Y ayer tuve un sueños de ésos que dan que pensar. Caí frito en la cama, tras casi veinte horas de actividad juerguera ininterrumpida por los fastos del Orgullo y seis cervezas por babor, que se unieron a las siete de la jornada previa y a alguna que otra copa. Ni recuerdo, de hecho, cómo llegué a la cama, aunque fue por mi propio pie: eso es seguro ;-)

De repente, eximido de la borrachera –en mis sueños no hay alcohol-, aparecí con el rostro muy serio en un entorno rural, aunque deteriorado. Era el campo, pero un campo sórdido. Caminando, accedí a la entrada de una especie de complejo industrial donde no había fábricas, ni plantas de hormigón, ni camiones, pero sí grava, arena y charcos de agua sucia que debía sortear para seguir avanzando. Un entorno parecido al sitio donde trabajaba mi padre, cercano al río y lleno de animalitos... pero sucio y contaminado. Un locus amoenus perverso.

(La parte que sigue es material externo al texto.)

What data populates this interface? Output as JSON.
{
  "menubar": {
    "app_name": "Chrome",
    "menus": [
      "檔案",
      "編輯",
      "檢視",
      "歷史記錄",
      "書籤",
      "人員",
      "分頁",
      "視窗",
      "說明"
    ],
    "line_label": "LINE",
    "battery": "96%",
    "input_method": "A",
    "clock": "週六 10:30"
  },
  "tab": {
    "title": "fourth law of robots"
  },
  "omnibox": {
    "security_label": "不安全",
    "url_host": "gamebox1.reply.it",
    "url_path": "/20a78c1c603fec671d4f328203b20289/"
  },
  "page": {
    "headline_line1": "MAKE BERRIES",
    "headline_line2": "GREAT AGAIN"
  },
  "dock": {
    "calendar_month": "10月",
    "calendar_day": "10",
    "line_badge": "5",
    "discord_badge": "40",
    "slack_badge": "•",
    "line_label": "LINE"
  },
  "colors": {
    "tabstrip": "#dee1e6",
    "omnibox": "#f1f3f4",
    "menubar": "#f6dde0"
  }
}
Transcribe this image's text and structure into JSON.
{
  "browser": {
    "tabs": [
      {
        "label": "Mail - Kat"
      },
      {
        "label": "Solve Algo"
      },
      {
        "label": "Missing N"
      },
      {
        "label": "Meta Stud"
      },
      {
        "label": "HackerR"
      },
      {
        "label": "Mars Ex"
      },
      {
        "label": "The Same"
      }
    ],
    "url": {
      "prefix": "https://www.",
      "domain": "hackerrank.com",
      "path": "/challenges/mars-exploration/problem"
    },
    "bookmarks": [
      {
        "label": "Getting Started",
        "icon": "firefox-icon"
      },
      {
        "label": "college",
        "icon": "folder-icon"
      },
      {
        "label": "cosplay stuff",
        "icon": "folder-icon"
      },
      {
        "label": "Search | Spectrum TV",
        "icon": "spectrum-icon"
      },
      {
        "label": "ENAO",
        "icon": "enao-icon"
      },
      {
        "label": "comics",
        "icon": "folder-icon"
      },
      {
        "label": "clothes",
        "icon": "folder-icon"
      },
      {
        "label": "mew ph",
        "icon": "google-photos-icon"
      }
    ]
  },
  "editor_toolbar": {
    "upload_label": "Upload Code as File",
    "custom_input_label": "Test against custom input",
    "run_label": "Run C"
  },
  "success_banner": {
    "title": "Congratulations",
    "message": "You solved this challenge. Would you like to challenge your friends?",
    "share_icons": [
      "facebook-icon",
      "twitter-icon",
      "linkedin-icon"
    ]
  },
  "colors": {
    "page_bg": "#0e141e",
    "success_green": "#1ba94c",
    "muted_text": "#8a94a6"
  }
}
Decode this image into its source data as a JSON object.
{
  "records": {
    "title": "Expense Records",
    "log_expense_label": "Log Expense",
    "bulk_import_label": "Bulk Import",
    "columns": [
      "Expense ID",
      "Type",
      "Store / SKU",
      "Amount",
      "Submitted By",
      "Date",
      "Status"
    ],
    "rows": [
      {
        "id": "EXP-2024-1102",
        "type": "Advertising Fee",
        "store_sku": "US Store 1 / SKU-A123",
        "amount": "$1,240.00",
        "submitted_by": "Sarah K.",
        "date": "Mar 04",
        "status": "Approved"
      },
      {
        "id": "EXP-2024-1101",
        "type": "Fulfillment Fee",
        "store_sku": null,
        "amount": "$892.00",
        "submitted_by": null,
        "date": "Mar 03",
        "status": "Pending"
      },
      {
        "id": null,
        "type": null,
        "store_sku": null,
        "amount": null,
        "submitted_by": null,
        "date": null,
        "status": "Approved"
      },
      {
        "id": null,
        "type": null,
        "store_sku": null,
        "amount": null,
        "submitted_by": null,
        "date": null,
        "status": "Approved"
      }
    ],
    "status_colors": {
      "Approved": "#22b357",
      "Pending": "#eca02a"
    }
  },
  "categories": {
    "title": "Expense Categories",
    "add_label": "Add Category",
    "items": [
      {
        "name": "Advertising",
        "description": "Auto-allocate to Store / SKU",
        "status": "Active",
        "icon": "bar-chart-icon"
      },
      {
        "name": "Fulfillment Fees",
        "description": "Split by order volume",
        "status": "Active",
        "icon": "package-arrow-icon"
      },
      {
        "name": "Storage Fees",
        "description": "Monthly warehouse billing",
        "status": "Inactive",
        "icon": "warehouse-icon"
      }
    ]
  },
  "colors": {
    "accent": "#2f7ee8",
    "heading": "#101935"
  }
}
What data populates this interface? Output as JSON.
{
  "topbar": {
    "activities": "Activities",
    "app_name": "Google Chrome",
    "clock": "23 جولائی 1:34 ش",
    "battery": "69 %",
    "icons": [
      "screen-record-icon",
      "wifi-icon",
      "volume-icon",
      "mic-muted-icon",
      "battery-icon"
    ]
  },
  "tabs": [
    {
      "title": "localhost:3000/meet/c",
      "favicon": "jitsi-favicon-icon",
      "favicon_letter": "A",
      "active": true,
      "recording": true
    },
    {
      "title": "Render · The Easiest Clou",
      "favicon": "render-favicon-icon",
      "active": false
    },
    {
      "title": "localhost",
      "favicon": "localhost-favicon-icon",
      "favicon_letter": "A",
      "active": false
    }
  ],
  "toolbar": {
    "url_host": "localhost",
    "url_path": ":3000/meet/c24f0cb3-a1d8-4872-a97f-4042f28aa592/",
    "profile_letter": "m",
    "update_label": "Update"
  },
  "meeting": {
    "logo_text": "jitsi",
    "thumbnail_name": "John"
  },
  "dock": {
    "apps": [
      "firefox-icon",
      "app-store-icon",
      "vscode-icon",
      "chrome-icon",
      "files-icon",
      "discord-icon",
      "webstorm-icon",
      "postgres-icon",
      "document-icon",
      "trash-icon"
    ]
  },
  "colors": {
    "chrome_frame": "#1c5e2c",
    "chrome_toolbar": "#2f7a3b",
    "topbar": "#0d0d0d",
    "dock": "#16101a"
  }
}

Mientras andaba, puede que sin rumbo y desde luego muerto de pena, pasé junto al goldcrest que hay en mi casa seco y reseco, el que tenía que haber tirado hace tiempo, y que por pereza o por no perder la esperanza en su resurrección todavía sigue allí. En mi sueño, el arbolito no estaba en una maceta gris mate, sino sembrado directamente en el suelo. Por debajo le había brotado una ramita verde, y pensé que estaba reviviendo... pero lo miré con cierto hastío, pasé de largo y seguí caminando.

Accedí a un bloque de viviendas, subí las escaleras y llegué a la última planta. Entré en un apartamento grande, bonito, lleno de gente y con unas vistas fabulosas. Allí estaba mi tía Cloti, a la que no veo desde hace años y de la que no sé absolutamente nada. Era ella, pero muy diferente a como yo la recuerdo. Enlutada pero alegre, cocinaba e incluso se atrevió a burrear conmigo, dejándome descolocado. Surgieron más personas, rostros anónimos pero sin duda familiares: todos ultimaban los preparativos para una fiesta. Mi madre también andaba por allí.

Entonces mi tía me pidió que mirase a través de un ventanal enorme, y observé un prodigio increíble: en el espacio que nos separaba del bloque de enfrente había un sinfín de rosales tan altos como el mismo edificio. Las rosas, camino de la luz del sol, eclosionaban justo delante de nuestras propias narices tras ascender veinte, treinta o cuarenta metros para alcanzar ese objetivo. Si miraba hacia abajo, veía troncos rígidos y gruesos entre un marasmo de espinas. Si lo hacía de frente, una borrachera de color, fragancia y belleza. Era maravilloso. Por primera vez, sonreí.

No tenía el alma para fiestas, así que abandoné la estancia para volver al camino pedregoso y sucio que me llevó hacia aquel lugar, y así llegué a una casa donde vivían mi hermana y su familia. Me senté en el porche, flexioné las piernas y apoyé la cabeza sobre las rodillas, como buscando aislamiento, un silencio reparador tras el jaleo que me topé en el apartamento de mi tía.

De repente se abrieron las puertas de la casa y salieron mis dos sobrinos jugando, llenos de alegría e implicándome en sus acciones. Yo me resistía, no estaba para eso. Y pasaron de largo. Fue entonces cuando escuché, gracias al silencio reinante, que los invitados al piso de Cloti estaban cantando una canción: Say a little prayer, de la película ‘La boda de mi mejor amigo’, con Julia Roberts, Dermot Mulroney y Rupert Everett. Por tanto, concluí que estaban celebrando una boda.

Comencé a llorar desconsoladamente, creo que nunca había llorado tanto. Hubiera querido echar a correr para no escuchar la canción y evitar el sufrimiento que me provocaba, pero ya no tenía fuerzas. Estaba cansado y hundido, dejándome hacer.

Mi hermana apareció en el porche con un mortero, también preparando comida. Y al verme en ese estado me soltó con rigidez no exenta de ternura: “Carlos, ¿tú crees que merece la pena tanto sufrimiento? Yo pienso que no”. Y desapareció. Fue entonces cuando desperté, con ganas de gritar y un terrible dolor de cabeza. En cierto modo, todavía me duran...

Escuchando: ‘Human’, de The Killers.